Customers wait in line at an Aeropostale store in New York. Reuters
“On-call shifts are not a business necessity and should be a thing of the past,” said Schneiderman in a statement. “People should not have to keep the day open, arrange for child care, and give up other opportunities without being compensated for their time.”
“I am pleased that these companies have stepped up to the plate and agreed to stop using this unfair method of scheduling,” he said.
“When working parents are forced to hold large parts of their days up until the last minute — with no guarantee of work or pay — it is impossible for them to plan ahead for things like spending time at the dinner table or helping [kids] out with homework,” said Elianne Farhat, Deputy Campaign Director in the Fair Workweek Initiative at Popular Democracy. “The research is clear that when employees have reliable schedules with adequate hours, retention and productivity go up.”

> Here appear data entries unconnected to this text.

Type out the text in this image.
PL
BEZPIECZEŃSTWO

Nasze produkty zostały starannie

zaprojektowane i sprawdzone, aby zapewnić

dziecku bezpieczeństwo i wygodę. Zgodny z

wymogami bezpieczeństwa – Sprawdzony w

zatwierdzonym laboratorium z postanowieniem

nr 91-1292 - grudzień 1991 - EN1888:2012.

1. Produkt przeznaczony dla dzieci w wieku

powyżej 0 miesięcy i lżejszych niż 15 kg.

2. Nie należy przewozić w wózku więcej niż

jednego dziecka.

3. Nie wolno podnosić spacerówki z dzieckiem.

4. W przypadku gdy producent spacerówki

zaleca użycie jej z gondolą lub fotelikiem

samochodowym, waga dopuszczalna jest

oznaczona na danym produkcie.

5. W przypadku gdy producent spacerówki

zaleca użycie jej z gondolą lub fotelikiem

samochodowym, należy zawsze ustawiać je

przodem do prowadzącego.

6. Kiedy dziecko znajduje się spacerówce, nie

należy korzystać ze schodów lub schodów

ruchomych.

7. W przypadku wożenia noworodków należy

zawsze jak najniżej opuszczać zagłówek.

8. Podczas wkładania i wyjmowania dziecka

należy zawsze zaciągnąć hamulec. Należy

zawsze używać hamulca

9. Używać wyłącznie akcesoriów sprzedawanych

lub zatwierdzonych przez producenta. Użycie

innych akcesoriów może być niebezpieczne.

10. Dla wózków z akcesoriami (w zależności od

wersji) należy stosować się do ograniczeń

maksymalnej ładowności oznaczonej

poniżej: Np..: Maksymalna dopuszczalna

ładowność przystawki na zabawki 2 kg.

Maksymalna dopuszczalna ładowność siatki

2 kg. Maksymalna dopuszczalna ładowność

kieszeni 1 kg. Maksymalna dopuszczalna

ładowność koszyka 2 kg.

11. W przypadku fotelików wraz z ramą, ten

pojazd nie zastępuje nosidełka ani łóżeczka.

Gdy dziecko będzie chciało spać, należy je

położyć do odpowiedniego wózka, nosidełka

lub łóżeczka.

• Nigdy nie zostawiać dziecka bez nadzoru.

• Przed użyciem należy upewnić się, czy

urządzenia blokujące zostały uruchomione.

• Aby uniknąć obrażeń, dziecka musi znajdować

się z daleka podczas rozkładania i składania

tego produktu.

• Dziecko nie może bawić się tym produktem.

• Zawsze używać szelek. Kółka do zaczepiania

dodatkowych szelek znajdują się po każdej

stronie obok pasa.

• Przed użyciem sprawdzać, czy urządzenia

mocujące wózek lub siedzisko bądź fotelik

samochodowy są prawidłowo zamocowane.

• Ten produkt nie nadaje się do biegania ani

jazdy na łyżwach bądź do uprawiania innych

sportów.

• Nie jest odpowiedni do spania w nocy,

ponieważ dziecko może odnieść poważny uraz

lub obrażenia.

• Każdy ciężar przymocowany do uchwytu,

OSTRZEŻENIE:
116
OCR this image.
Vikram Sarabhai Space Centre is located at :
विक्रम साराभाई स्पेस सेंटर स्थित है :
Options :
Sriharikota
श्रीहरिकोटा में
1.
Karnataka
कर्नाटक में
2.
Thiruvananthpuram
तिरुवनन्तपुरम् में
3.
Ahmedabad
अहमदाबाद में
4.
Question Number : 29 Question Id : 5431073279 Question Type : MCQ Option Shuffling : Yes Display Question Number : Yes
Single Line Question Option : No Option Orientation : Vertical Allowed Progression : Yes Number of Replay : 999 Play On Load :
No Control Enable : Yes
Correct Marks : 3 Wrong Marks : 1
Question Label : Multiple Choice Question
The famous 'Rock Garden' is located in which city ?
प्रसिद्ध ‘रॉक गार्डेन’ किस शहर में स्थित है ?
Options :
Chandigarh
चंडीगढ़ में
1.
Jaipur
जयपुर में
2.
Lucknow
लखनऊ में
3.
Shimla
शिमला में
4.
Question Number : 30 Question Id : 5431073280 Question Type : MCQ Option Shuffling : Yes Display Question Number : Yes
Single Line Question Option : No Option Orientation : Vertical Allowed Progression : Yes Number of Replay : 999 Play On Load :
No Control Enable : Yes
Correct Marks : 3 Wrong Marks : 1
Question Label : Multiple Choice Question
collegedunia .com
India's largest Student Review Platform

In April 2015, Schneiderman’s office sent letters to 15 major retailers, including Abercrombie & Fitch, Forever 21, American Eagle, Uniqlo, Vans, Coach, and BCBG Max Azria, addressing his concern over the welfare of on-call workers and the legal wage in certain states like New York, where employers must pay employees at least four hours of pay for being on call.
The letters and investigation prompted Abercrombie & Fitch, Gap, J.Crew, Urban Outfitters, Pier 1 Imports, and L Brands (parent company of Bath & Body Works and Victoria’s Secret) to swiftly end their on-call practices.
Social media users celebrated Schneiderman’s announcement with appropriate holiday spirit, thanking him for giving “a voice” to those who struggled to be heard, and ending a “horrible practice.”
The letters were signed and supported by the attorneys general of California, Connecticut, the District of Columbia, Illinois, Maryland, Massachusetts, Minnesota, New York, and Rhode Island.